The UK Government has put forward proposals for this year’s meeting aimed at improving the transparency and effectiveness of the IWC.
If adopted, the proposals would reduce secrecy in the IWC, outlaw cash payments and ensure improved governance and proper and timely reporting of Commission decisions.
Patrick Ramage, Director of IFAW’s Global Whale Programme, said: “Either countries are serious about rescuing the credibility of the IWC or they are not. There is no good reason for any country to oppose these modest rule changes. We reject the notion that this Commission cannot pull itself together and adopt these much-needed reforms.”
Elsewhere on the meeting’s agenda, Japan has signalled a proposal aimed at legitimising existing coastal whaling with IWC approval.

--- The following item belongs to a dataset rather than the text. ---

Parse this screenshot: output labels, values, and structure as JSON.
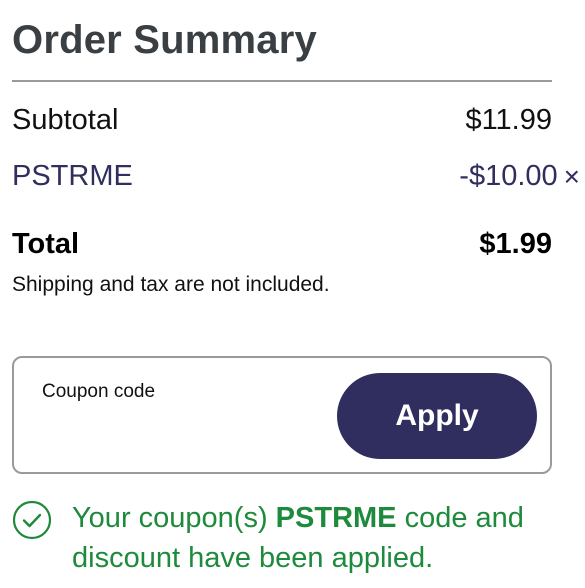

IFAW opposes whaling because it is cruel and unnecessary. There is no humane way to kill a whale and with little appetite for whale meat these days, meat from slaughtered whales frequently lies unused in frozen storage. IFAW promotes responsible whale watching as a humane and sustainable alternative to the cruelty of whaling.
Ramage added: “Our planet's great whales face more threats today than ever. One can be easily solved – by finally ending commercial whaling. The task before the IWC in the 21st Century is to advance whale conservation, not whale killing.”